Многое было потом. И учение садоводству, привившее молодцу мастеровой рукастой породы особую любовь к живому растению, и синие моря-океаны, носившие на своих бурных волнах рыбаря дальнего заплыва и корабельного кока Ивана Иванова лет пятнадцать, и шоферская баранка, и бесконечные беседы «за жизнь» с сопутчиками-механиками в неторопливой мужской задушевности на бесконечных же путях-дорогах под мерный и уверенный стук железнодорожных колес тяжелых вагонов-рефрижераторов… Так судьба огранивала самой природой созданный самородок в духовно-прозрачный камень чистой воды. Суровый поэт-фронтовик Давид Самойлов не случайно сошелся с ним близко на дружбу да навсегда. «…Он художник подлинный, талант природный. Он не только излагает факты своей жизни, но умеет расположить их во времени и пространстве, создать образ, отрешиться порой от себя и художественно осмыслить происходящее», – сказал Самойлов об Иванове на излете 80-х годов и надписал преподнесенный ему в подарок на шестидесятилетие двухтомник своих стихов:

 
Живи, Иван, для пользы общества,
В котором смута и разброд,
Пускай оно на месте топчется,
А ты, Иван, иди вперед.
 

Есть люди – носители правды жизни. К ним бессознательно тянутся души человеческие. Когда Иван Гаврилович занимался досугом пярнуских ребятишек, да с такой любовью, что о нем пошла широкая молва, стали приходить письма. Рассказывают, что были и ребячьи послания с почти «чеховским» адресом: Пярну, шоферу Иванову. Как от Ваньки Жукова на деревню дедушке… Хотя к тому времени Иван Гаврилович давно оставил баранку и пересел из кабины автомобиля в писательское кресло за своим рабочим письменным столом, эти детские письма все равно находили адресата, будто доставлялись невидимыми сказочными почтальонами, умеющими найти именно нужного Иванова среди миллионов однофамильцев. И Иваново теплое слово всегда уходило в ответный путь любви к ребячьим сердцам, питая его собственную душу живительной влагой человеческой мудрости и простоты правды, без которых настоящая литература невозможна.

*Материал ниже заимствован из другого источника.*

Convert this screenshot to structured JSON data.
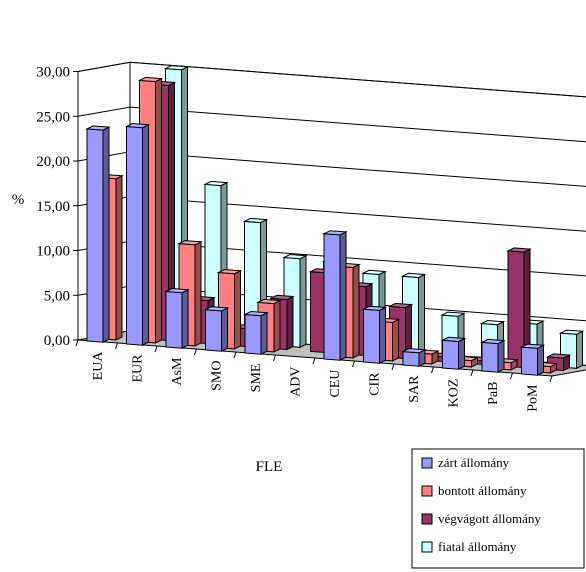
{
  "chart_data": {
    "type": "bar",
    "view": "3d",
    "categories": [
      "EUA",
      "EUR",
      "AsM",
      "SMO",
      "SME",
      "ADV",
      "CEU",
      "CIR",
      "SAR",
      "KOZ",
      "PaB",
      "PoM"
    ],
    "series": [
      {
        "name": "zárt állomány",
        "color": "#9999ff",
        "values": [
          23.7,
          24.3,
          6.2,
          4.5,
          4.3,
          0.0,
          14.0,
          5.9,
          1.5,
          3.1,
          3.2,
          3.0
        ]
      },
      {
        "name": "bontott állomány",
        "color": "#ff8080",
        "values": [
          18.0,
          29.2,
          11.3,
          8.4,
          5.4,
          0.0,
          10.1,
          4.3,
          1.1,
          0.7,
          0.8,
          0.7
        ]
      },
      {
        "name": "végvágott állomány",
        "color": "#993366",
        "values": [
          0.0,
          28.5,
          4.8,
          2.0,
          5.6,
          8.9,
          7.7,
          5.7,
          0.5,
          0.4,
          12.9,
          1.4
        ]
      },
      {
        "name": "fiatal állomány",
        "color": "#ccffff",
        "values": [
          0.0,
          30.0,
          17.4,
          13.6,
          9.9,
          9.8,
          8.8,
          8.8,
          4.8,
          4.2,
          4.6,
          3.8
        ]
      }
    ],
    "ylabel": "%",
    "xlabel": "FLE",
    "ylim": [
      0,
      30
    ],
    "yticks": [
      "0,00",
      "5,00",
      "10,00",
      "15,00",
      "20,00",
      "25,00",
      "30,00"
    ],
    "grid": true,
    "legend_position": "bottom-right"
  }
}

Десятки публикаций в газетах и журналах Эстонии и России принадлежат перу автора предлагаемой вниманию читателей автобиографической повести в картинках «Трансвааль, Трансвааль…». С самой первой значительной вехи – с рассказа «Два Максимки», напечатанного в ленинградском журнале «Звезда» в 1966 году, началась литературная тропа длиною почти в тридцать лет, и привела она в 1995 году к порогу новгородской организации Союза писателей России с достаточно солидным багажом. Нет, не о статьях, не о зарисовках идет речь, а о полновесных писательских произведениях, написанных удивительно богатым, сочным русским языком, отмечающим лучшие творения современных русских писателей. Когда по канцелярской формальности при вступлении в главную писательскую организацию России ему предложили написать автобиографию, то вместо казенных и сухих строчек на бумаге стали появляться совсем другие слова и фразы…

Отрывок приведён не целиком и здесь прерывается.